Premier League warns about posting goal videos online

15/08/14

TV companies pay millions to have the rights to show teams like champions Man City play every week.
Image caption TV companies pay millions to have the rights to show teams, like current champions Man City, play every week

The Premier League has told Newsbeat they're going to clamp down on fans posting unofficial videos of goals online.

Thousands of goal Vines were posted on social media during the World Cup.

With the new football season starting tomorrow the trend was expected to continue.

However the Premier League has said that tweeting copyrighted material is illegal and are warning supporters not to do it.

Thumb hovering over a phone screen
Image caption Uploading unofficial goal videos on social media has become more popular

Being able to pause and rewind live TV has made it easier for anyone to film footage from a match.

If you missed a goal at this year's World Cup it didn't really matter.

Vines were uploaded onto social media within moments, allowing fans to watch and share them over and over again.

Dan Johnson
Image caption Dan Johnson from the Premier League says posting goal Vines online is illegal

But many supporters don't realise by sharing the videos on websites like Twitter they're breaking copyright laws.

In an interview with Newsbeat, Dan Johnson, director of communications at the Premier League, said: "You can understand that fans see something, they can capture it, they can share it, but ultimately it is against the law."

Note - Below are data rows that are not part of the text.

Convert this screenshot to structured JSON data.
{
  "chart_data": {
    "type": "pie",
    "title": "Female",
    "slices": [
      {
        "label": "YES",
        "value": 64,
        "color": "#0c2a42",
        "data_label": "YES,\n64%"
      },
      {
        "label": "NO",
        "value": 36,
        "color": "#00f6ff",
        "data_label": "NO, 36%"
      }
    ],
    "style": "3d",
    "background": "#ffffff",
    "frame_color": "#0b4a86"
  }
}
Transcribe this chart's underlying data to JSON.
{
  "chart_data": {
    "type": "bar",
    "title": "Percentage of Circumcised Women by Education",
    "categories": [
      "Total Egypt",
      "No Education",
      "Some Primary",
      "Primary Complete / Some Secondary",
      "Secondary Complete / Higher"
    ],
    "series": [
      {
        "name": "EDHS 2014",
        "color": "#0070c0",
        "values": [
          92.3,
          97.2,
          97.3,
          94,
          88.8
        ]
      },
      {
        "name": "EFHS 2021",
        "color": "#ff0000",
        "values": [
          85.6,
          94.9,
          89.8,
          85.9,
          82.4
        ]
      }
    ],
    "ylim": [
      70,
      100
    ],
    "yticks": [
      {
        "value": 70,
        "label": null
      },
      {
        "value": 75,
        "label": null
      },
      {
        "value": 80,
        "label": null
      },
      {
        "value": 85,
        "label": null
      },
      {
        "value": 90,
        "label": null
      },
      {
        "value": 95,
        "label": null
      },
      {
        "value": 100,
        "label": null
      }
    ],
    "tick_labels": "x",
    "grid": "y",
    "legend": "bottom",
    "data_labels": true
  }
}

TV companies pay millions to have the rights to show teams like champions Man City play every week.
Image caption TV companies pay millions to have the rights to show teams, like current champions Man City, play every week

"It's a breach of copyright and we would discourage fans from doing it, we're developing technologies like gif crawlers, Vine crawlers, working with Twitter to look to curtail this kind of activity."

He added: "I know it sounds as if we're killjoys but we have to protect our intellectual property."

Sky Sports and BT Sport paid a record £3bn pounds to show three seasons' worth of live Premier League football.

The Sun and The Times bought the online rights and they don't want people to be able to see the action for free.

Dean Scoggins from The Sun. It costs users £7 a month to use their goals app.
Image caption Dean Scoggins from The Sun. It costs users £7 a month to use their goals app

It costs £8 a month to subscribe to Sun+ which features Premier League goals.

They try to get the videos online within two minutes of the ball hitting the back of the net.

Dean Scoggins, deputy head of sport at the newspaper, said: "It's important to underline that it's illegal to do this, we've obviously signed a very big deal with the Premier League to be a rights holder and to show it, we've got legal teams talking with them about what we can do."

Still from an unofficial video showing a football match
Image caption The quality of the unofficial videos can be pretty poor, but are free to watch.

The most popular football Vine accounts online have hundreds of thousands of followers.

Nick puts goal Vines on social media before the TV companies have even finished showing the replays.

"At the end of the day, if I don't do it someone else will," he told Newsbeat.

"There's enough out there, if you just search on Twitter, if Gareth Bale scores and you just search within seconds of the goals going in there'll l be four, five up.

"Within another minute they'll be 10 maybe so if I'm not doing it someone else is."